Rashin Wurie

Personal information
- Full name: Rashin Wurie
- Date of birth: 27 December 1972 (age 53)
- Place of birth: Freetown, Sierra Leone
- Height: 1.64 m (5 ft 5 in)
- Position: Midfielder

Youth career
- Freetown United

Senior career*
- Years: Team / Apps / (Gls)
- 1990–1993: Boom / 51 / (5)
- 1993–1997: Beerschot / 75 / (9)
- 1997–1999: Mons / 22 / (0)
- 1999: Pâturages / 12 / (2)
- 2000: Lok Altmark Stendal / 12 / (0)
- 2000–2001: Eintracht Braunschweig / 2 / (0)

International career
- 1994–2002: Sierra Leone

= Rashin Wurie =

Sierra Leonean footballer

Rashin Wurie (born 27 December 1972 in Freetown, Sierra Leone) is a former Sierra Leonean international footballer.

==Career==

Wurie spent most of his professional career in Belgium, where he played for K. Boom F.C. in the Belgian First Division and Belgian Second Division from 1990 until 1993, as well as K. Beerschot V.A.C. in the Second Division for the 1993–94 through 1996–97 seasons.

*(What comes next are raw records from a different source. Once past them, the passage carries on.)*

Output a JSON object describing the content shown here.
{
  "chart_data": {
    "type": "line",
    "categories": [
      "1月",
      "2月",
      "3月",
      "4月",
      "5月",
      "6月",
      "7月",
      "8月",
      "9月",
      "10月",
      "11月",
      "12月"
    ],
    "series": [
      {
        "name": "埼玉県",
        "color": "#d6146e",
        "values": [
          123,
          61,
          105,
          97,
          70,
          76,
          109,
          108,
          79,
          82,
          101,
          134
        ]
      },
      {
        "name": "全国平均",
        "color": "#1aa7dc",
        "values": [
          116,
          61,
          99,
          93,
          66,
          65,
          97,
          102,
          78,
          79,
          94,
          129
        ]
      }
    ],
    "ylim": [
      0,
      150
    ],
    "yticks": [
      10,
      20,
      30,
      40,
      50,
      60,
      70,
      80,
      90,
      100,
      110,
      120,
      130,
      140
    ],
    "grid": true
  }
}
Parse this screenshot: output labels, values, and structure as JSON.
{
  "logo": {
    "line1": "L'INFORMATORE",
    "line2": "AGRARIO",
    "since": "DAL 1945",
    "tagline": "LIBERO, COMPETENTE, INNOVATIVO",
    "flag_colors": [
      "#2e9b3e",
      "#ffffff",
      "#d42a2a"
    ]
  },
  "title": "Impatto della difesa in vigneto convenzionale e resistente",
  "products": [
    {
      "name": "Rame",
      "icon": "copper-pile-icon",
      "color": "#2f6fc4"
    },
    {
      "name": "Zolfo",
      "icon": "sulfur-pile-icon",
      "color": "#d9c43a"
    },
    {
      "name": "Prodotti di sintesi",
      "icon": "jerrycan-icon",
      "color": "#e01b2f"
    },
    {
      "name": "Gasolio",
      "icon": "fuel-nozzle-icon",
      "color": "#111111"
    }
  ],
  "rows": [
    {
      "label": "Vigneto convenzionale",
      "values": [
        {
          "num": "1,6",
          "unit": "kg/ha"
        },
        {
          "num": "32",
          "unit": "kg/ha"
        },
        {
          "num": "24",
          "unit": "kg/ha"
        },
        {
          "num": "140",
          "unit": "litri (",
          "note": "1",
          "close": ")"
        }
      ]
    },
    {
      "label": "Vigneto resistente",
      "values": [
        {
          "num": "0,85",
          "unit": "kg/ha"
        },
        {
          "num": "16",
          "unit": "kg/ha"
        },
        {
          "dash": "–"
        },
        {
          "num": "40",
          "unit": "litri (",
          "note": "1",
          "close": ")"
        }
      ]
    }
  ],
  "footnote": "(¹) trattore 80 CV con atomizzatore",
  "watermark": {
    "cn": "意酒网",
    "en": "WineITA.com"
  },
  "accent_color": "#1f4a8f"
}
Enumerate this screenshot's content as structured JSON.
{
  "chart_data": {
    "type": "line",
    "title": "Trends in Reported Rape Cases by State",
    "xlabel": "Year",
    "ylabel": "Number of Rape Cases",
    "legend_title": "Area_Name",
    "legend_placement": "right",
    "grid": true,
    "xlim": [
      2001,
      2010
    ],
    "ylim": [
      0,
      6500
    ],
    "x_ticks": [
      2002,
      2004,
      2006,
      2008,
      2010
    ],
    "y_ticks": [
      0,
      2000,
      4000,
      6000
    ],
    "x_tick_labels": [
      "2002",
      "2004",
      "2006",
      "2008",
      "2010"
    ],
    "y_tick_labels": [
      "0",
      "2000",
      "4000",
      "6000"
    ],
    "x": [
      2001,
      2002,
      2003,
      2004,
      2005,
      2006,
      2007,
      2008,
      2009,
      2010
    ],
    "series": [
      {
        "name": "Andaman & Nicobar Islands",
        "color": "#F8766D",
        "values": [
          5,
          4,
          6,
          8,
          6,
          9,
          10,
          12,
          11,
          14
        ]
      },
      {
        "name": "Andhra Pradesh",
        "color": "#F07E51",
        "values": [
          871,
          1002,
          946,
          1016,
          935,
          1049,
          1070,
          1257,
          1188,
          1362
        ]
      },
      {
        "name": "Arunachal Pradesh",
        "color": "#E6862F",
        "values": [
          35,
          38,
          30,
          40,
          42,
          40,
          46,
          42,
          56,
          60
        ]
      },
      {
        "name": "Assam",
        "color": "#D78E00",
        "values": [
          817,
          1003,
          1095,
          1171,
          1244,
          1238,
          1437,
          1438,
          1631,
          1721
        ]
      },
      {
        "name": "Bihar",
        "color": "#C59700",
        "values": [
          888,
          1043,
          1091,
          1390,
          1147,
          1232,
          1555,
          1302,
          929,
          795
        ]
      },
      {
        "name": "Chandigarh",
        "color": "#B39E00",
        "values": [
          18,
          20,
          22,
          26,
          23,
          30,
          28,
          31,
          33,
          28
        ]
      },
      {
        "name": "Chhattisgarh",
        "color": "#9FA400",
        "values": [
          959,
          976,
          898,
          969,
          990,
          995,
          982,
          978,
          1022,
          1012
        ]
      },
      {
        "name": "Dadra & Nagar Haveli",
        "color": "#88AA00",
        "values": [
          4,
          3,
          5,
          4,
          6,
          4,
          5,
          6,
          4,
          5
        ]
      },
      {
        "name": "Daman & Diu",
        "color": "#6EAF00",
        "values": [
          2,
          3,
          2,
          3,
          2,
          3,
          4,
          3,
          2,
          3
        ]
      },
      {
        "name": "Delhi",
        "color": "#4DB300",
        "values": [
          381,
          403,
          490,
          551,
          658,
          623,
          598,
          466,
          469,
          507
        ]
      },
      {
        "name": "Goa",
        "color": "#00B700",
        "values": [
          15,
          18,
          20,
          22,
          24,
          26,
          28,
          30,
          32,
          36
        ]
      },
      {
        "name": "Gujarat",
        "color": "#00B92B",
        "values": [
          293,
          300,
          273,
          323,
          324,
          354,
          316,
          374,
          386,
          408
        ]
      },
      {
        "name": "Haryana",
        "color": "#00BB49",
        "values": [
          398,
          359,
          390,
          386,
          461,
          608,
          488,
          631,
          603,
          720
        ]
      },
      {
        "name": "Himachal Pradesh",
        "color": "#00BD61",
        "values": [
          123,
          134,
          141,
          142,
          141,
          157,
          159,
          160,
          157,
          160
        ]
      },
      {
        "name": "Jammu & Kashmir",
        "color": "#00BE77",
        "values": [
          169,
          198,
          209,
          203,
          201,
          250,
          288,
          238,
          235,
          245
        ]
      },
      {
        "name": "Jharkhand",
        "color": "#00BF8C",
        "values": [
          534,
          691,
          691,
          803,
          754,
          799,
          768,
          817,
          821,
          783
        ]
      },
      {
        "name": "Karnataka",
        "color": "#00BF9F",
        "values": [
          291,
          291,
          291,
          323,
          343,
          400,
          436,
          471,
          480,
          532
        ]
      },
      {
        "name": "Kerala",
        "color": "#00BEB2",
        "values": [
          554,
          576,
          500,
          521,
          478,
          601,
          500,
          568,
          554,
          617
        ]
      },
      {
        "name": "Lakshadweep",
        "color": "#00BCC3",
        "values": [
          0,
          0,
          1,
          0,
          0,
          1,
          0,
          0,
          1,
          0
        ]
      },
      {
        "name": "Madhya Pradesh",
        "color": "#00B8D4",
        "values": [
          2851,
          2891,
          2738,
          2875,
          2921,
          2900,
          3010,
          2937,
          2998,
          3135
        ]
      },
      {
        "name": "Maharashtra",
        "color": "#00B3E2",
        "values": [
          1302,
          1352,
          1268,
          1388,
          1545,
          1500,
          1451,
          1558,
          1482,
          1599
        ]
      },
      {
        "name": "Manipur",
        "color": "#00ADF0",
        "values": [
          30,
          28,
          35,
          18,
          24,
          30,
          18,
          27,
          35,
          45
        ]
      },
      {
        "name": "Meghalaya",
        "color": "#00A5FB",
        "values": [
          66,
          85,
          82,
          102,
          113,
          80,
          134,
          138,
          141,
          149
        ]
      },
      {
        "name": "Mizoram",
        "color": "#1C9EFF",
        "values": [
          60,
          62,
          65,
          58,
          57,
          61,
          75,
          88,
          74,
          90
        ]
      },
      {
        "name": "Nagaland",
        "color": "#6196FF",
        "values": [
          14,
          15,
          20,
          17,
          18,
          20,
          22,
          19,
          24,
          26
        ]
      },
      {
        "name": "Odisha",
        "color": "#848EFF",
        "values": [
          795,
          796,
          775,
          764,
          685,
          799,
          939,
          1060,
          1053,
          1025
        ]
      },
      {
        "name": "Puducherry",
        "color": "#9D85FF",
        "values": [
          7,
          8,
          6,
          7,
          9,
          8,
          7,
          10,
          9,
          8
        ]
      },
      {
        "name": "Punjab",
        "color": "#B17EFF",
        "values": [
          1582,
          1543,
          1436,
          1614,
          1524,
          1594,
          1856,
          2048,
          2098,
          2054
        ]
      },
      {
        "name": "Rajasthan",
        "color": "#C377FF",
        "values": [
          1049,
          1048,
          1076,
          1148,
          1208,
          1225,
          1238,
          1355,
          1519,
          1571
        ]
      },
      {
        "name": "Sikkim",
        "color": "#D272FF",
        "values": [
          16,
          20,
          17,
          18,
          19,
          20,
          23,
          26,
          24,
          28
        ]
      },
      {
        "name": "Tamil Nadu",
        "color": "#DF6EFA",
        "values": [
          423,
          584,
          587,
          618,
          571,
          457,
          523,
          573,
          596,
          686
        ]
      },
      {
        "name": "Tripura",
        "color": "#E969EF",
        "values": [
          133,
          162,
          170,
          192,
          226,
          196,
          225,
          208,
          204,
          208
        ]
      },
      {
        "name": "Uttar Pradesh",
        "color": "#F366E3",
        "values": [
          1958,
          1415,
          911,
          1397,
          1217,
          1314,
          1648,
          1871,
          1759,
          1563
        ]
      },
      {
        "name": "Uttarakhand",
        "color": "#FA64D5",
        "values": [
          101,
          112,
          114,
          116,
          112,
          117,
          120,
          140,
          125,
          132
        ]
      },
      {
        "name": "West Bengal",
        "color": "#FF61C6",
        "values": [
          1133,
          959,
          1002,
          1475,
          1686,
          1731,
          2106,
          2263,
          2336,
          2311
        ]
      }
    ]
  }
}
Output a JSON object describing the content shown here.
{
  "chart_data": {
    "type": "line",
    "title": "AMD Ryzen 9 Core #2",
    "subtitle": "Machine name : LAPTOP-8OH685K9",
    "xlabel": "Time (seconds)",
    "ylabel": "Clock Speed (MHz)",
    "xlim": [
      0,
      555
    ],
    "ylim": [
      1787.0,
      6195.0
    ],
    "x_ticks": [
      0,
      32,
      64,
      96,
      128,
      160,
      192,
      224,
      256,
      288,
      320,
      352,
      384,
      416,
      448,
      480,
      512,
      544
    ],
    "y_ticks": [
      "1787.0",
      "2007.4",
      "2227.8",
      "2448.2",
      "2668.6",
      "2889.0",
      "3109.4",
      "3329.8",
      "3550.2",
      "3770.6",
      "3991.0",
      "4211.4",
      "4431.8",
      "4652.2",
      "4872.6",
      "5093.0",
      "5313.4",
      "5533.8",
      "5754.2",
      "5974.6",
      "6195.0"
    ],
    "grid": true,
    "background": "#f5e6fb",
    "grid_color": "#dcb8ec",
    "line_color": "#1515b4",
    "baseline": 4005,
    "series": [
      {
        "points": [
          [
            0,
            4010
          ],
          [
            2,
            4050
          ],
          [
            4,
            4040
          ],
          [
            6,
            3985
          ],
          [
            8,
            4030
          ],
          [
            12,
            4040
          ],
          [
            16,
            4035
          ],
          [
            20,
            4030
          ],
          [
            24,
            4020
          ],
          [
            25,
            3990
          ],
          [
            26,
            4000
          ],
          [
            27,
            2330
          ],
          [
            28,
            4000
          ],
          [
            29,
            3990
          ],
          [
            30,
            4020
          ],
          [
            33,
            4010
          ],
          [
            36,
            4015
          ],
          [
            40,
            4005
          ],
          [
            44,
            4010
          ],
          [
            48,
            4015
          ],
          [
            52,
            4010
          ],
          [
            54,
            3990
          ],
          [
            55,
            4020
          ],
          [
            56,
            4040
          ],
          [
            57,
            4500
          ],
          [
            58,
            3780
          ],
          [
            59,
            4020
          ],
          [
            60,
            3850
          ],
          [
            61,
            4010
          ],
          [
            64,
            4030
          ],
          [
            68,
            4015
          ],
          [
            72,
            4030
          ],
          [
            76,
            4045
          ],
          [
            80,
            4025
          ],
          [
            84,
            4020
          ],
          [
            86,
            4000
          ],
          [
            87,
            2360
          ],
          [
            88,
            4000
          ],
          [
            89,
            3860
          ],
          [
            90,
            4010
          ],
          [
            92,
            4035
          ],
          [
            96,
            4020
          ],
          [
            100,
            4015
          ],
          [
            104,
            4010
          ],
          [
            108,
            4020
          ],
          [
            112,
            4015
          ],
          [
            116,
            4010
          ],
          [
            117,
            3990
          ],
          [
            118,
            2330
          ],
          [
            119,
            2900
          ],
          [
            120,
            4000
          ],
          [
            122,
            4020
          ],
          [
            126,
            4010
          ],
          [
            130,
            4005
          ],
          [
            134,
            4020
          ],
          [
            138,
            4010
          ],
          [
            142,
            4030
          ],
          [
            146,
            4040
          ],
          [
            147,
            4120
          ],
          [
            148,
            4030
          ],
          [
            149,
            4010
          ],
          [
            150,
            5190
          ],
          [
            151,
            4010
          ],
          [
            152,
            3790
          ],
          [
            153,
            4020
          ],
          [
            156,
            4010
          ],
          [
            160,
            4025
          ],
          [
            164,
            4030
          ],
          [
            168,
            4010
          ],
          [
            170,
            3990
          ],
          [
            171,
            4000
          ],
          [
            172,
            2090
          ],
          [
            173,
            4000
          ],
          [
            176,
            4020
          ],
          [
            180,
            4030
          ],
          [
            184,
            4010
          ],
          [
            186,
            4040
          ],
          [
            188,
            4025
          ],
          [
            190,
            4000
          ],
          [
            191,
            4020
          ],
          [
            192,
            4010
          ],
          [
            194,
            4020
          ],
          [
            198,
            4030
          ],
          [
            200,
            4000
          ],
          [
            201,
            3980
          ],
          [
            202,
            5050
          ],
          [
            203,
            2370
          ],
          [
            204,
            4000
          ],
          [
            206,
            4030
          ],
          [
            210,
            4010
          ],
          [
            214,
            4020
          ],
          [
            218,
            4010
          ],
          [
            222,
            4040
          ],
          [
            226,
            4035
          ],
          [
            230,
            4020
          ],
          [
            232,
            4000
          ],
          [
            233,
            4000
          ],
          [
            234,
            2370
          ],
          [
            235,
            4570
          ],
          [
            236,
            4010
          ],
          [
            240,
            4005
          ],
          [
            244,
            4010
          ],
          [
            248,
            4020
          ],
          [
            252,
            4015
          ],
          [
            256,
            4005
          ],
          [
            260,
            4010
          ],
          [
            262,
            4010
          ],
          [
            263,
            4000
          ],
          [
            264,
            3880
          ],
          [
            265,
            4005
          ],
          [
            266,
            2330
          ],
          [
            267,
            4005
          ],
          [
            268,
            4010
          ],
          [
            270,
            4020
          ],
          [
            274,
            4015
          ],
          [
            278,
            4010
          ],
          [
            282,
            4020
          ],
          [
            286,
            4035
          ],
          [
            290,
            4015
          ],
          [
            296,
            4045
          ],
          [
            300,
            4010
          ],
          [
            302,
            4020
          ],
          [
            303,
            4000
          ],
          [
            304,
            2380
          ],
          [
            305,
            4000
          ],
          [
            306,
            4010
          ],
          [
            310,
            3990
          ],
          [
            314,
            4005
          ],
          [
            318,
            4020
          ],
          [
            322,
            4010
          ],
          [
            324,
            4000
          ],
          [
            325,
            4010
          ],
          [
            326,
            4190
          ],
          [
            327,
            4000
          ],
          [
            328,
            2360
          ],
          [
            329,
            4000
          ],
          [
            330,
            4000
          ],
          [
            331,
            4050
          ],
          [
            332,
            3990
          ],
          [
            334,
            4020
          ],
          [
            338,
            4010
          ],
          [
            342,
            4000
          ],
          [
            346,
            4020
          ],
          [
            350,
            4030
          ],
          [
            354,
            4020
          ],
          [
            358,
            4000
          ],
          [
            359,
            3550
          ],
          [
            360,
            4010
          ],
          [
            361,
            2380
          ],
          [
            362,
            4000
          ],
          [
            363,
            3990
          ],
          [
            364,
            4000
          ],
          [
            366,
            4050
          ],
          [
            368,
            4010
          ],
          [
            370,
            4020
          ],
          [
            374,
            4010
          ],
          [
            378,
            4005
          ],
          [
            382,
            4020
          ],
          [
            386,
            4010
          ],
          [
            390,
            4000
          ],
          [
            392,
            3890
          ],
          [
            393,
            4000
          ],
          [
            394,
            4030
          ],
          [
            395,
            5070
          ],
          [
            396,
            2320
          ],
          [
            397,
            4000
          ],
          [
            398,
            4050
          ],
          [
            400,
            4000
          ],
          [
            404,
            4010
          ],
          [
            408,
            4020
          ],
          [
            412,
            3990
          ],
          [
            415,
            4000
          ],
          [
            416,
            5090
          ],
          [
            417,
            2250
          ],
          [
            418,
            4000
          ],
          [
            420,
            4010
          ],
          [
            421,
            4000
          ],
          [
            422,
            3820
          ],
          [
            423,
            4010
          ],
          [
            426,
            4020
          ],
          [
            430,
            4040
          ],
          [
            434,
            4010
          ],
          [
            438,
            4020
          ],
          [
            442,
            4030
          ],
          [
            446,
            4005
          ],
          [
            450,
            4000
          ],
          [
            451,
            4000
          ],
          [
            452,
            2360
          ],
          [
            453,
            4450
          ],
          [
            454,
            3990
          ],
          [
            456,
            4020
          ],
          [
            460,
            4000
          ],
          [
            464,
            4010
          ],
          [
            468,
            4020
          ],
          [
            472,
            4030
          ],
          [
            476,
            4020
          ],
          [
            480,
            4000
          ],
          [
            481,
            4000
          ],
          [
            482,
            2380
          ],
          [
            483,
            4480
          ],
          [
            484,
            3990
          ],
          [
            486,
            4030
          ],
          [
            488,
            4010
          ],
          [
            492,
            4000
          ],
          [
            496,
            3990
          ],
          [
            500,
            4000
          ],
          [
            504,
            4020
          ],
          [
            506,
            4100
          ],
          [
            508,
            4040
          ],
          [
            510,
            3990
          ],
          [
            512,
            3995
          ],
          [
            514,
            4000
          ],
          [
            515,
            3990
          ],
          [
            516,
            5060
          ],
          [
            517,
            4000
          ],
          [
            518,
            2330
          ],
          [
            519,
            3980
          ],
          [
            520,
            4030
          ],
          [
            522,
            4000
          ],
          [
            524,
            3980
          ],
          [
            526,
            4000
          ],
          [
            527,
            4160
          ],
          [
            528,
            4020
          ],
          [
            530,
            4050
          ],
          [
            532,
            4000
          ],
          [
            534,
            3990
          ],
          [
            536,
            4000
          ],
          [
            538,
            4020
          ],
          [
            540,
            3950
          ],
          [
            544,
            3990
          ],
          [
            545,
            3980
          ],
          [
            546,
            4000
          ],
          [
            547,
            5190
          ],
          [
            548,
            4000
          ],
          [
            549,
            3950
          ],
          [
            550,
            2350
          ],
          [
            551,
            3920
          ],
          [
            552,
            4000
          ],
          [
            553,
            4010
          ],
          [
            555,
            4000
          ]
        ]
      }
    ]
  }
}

He also had brief spells with Lok Altmark Stendal and Eintracht Braunschweig in the German Regionalliga.

==International career==

He was included in the Sierra Leone national team for the 1996 African Nations Cup in South Africa and also took part in Sierra Leone's 1998 FIFA World Cup qualification campaign. During his playing days for the Leone Stars (as Sierra Leone national football team is known), he was one of the most entertaining footballers in the national as well as one of the most popular players among the Sierra Leonean fans.